The 2011 C++ standard introduced the new keyword auto
, which can be used for defining variables instead of a type, i.e.
auto p=make_pair(1,2.5); // pair<int,double>
auto i=std::begin(c), end=std::end(c); // decltype(std::begin(c))
In the second line, i
and end
are of the same type, referred to as auto
. The standard does not allow
auto i=std::begin(container), e=std::end(container), x=*i;
when x
would be of different type. My question: why does the standard not allow this last line? It could be allowed by interpreting auto
not as representing some to-be-decuded type, but as indicating that the type of any variable declared auto
shall be deduced from its assigned value. Is there any good reason for the C++11 standard to not follow this approach?
There is actually a use case for this, namely in the initialisation statement of for
loops:
for(auto i=std::begin(c), end=std::end(c), x=*i; i!=end; ++i, x+=*i)
{ ... }
when the scope of the variables i
, end
, and x
is limited to the for
loop. AFAIK, this cannot be achieved in C++ unless those variables have a common type. Is this correct? (ugly tricks of putting all types inside a struct
excluded)
There may also be use cases in some variadic template applications.
I think it's just a matter of consistency with non-auto
declarations.
This:
auto n = 42, *p = &n;
is equivalent to:
int n = 42, *p = &n;
where the types int
and int*
are derived from the initializers. In both cases, even though int
and int*
are different types, they're permitted to be in the same declaration because of their close syntactic relation. (By the "declaration follows use" rule that C and C++ declarations almost follow, you're defining both n
and *p
as being of type int
.)
It would have been possible to permit unrelated types in the same declaration:
auto n = 42, x = 1.5;
but the above would have to be equivalent to two separate declarations:
int n = 42; double x = 1.5;
I think the idea when adding auto
was to make a minimal change to the language, permitting the type to be inferred from an initializer but not changing the kinds of declarations that are possible.
Even without auto
, you could define an int
and an int*
in a for
loop header:
for (int n = 42, *p = &n; expr1; expr2) { /* ... / }
but you couldn't declare an int
and a double
together. The addition of auto
simply didn't change that.
Outside the context of a for
loop, it's generally much better to use separate declarations anyway. Shoving a lot of different declarations into a for
loop is arguably a bad idea in most cases. And for the (probably rare) cases where you want a lot of declarations, you can just put them above the loop, something like this:
auto i=std::begin(c), end=std::end(c),
for( x=*i; i!=end; ++i, x+=*i) {
// ...
}
adding another set of {
}
around the whole thing if you want to limit the scope. (In this case, you'd probably want end
to be const
anyway.)
According to the final revision of the accepted proposal for this feature, N1737,a possible multi-declarator auto
implementation is as follows: (from Section 6)

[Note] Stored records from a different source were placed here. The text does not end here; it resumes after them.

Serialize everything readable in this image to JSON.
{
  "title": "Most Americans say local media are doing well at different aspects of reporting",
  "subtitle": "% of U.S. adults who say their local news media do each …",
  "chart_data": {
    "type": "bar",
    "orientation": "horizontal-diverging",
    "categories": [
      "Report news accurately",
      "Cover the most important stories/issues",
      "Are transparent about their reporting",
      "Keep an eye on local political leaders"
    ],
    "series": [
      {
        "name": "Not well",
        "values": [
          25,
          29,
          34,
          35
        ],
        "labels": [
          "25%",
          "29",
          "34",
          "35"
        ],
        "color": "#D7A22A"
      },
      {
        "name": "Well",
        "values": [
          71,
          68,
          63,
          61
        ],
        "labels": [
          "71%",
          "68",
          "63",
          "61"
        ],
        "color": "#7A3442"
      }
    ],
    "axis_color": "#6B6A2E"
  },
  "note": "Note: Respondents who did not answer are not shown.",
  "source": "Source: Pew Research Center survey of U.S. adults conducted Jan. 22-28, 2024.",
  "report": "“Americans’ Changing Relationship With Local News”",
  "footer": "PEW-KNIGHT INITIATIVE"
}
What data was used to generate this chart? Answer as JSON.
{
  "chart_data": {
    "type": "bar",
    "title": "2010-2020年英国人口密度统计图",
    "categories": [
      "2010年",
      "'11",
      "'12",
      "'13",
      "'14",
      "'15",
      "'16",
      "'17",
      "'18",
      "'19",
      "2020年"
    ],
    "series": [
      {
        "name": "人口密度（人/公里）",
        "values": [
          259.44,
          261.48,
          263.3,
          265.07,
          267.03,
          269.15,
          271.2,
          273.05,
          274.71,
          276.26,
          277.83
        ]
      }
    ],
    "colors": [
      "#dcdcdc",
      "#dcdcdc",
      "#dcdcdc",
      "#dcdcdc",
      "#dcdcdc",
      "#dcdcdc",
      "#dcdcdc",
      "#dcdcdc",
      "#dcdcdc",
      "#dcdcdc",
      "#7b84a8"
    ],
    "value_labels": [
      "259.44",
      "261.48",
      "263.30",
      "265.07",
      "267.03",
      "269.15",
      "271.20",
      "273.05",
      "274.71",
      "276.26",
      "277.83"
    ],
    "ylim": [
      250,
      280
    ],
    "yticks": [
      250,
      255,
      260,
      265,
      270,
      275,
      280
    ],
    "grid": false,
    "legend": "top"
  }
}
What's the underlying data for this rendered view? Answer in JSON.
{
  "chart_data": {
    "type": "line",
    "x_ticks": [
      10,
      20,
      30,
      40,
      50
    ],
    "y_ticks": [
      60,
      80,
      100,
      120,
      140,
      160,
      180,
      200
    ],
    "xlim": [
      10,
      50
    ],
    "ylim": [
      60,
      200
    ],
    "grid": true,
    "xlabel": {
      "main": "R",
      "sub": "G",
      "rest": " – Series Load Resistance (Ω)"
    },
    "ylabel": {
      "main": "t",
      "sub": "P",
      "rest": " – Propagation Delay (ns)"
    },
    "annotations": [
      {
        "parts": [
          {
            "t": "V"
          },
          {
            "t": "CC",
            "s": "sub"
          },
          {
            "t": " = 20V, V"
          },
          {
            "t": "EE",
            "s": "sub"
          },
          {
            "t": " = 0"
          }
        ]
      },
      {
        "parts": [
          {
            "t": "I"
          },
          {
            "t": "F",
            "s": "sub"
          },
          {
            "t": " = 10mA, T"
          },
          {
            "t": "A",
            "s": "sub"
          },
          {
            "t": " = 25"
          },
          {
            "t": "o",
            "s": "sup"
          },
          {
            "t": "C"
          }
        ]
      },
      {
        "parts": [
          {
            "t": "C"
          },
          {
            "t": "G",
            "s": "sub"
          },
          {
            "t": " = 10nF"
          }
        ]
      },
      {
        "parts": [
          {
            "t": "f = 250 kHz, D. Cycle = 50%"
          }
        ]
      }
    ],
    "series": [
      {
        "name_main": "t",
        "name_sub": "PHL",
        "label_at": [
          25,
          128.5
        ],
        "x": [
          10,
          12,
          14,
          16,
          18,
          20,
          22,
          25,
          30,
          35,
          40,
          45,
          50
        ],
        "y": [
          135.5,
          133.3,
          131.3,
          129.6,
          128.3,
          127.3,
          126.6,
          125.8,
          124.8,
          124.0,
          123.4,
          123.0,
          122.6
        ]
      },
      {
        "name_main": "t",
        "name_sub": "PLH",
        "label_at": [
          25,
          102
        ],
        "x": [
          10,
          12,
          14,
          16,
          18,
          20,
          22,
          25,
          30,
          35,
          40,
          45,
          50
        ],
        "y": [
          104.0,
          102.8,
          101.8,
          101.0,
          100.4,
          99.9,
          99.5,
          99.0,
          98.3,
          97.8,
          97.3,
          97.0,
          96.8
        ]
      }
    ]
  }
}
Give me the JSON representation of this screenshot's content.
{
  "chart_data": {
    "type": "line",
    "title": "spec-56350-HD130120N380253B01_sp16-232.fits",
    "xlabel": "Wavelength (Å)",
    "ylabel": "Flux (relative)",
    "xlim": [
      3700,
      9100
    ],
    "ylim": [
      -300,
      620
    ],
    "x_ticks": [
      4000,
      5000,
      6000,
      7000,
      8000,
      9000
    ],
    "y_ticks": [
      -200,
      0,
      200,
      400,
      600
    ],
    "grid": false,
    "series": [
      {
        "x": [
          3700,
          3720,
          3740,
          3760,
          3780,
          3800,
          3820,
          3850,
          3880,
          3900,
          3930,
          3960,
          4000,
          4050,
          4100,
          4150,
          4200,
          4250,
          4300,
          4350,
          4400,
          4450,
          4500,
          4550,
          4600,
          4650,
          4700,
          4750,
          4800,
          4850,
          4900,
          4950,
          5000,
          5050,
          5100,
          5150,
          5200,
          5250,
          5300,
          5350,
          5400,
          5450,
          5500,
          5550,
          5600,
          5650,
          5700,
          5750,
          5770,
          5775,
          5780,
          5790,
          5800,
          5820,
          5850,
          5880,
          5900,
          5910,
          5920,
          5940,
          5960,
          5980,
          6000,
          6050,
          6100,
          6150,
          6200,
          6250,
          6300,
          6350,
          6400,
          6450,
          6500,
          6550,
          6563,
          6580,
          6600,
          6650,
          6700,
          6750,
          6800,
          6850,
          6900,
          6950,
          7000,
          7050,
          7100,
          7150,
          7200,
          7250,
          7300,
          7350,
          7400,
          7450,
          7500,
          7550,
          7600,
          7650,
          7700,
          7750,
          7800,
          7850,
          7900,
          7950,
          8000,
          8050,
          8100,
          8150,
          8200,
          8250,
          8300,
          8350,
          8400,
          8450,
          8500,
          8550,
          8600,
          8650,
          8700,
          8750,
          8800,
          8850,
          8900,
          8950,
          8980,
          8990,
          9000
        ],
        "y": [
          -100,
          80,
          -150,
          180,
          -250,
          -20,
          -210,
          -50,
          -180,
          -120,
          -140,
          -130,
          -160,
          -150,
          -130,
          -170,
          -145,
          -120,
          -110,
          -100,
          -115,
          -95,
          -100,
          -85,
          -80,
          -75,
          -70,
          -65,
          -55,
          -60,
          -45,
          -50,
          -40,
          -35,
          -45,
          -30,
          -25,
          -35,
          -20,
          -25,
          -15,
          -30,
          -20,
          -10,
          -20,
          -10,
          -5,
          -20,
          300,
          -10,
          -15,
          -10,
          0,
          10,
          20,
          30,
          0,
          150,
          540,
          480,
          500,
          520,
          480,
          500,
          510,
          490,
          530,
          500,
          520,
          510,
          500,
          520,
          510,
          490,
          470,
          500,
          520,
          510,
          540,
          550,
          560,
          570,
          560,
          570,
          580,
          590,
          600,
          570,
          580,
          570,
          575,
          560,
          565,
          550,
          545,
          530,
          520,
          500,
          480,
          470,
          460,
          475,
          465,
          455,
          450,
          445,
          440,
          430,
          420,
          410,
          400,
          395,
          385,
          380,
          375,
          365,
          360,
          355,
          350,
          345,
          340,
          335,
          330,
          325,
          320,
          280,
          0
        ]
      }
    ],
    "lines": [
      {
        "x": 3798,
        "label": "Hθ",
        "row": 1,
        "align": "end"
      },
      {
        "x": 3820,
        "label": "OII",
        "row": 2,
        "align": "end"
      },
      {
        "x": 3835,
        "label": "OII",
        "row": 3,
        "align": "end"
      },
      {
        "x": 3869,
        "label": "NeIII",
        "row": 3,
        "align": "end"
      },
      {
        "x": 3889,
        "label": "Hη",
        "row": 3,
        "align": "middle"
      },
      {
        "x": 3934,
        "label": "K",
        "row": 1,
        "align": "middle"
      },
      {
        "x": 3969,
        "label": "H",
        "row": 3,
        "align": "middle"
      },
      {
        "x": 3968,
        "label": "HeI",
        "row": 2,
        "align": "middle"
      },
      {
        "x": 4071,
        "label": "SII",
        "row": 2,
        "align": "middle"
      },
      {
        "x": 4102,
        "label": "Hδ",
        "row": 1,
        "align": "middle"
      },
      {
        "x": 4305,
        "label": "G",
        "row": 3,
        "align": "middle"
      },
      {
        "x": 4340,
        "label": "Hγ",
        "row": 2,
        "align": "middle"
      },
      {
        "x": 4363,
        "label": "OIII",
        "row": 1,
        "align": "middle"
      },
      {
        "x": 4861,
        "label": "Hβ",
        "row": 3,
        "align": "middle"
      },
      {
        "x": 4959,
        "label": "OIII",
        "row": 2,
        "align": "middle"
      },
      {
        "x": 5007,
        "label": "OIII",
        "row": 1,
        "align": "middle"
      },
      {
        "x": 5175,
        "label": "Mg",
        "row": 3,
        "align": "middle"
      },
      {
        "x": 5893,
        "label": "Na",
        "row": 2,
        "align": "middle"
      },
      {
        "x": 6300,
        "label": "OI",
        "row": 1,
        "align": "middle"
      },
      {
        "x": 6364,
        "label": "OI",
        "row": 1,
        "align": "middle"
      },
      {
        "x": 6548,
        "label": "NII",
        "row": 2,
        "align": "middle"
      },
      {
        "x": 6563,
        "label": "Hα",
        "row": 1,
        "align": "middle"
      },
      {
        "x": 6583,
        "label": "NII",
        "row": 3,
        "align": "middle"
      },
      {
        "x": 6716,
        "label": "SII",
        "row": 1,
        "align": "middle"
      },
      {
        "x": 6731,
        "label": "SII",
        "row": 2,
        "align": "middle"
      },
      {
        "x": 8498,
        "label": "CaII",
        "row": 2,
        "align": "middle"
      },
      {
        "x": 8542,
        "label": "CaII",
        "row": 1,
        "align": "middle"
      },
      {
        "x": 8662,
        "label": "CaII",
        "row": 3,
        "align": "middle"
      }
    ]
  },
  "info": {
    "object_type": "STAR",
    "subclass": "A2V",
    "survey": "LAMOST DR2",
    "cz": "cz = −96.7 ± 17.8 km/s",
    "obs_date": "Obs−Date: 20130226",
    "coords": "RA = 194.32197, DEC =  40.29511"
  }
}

We believe it is possible to achieve both consistent form and consistent behavior. We do so by inserting (for purposes of exposition) an intermediate __Deduced_type definition, and applying this type consistently in the as-if expansion:
// Listing 12
typedef int __Deduced_type; // exposition only
__Deduced_type a = 1;
// decltype(a) is int
__Deduced_type b = 3.14; // decltype(b) is int
__Deduced_type * c = new float; // error; decltype(c) would be int *
Not only do we achieve consistency of both form and behavior via such a reconciled formulation, we also address more complicated situations. For example, when the leading declarator includes a ptr-operator:
// Listing 13
auto * a = new int(1), b = 3.14, * c = new float;
our formulation attaches semantics as-if declared:
// Listing 14
typedef int __Deduced_type; // exposition only
__Deduced_type * a = new int(1); // decltype(a) is int *
__Deduced_type b = 3.14; // decltype(b) is int
__Deduced_type * c = new float; // error; decltype(c) would be int *
As shown by this possible implementation, changing the type would be invalid, and as such would cause an error.
This feature was implemented this way because otherwise it would be different than other types of multi-variable declarations.
I remember seeing a discussion about whether or not to allow changing types, but I cannot remember where. IIRC, they decided that it would be harder to implement, but another reason could be that it was dropped because they could not come to a consensus on when to choose different types (the new behavior) or when to implicitly convert to the deduced type of the first declared variable (the old behavior).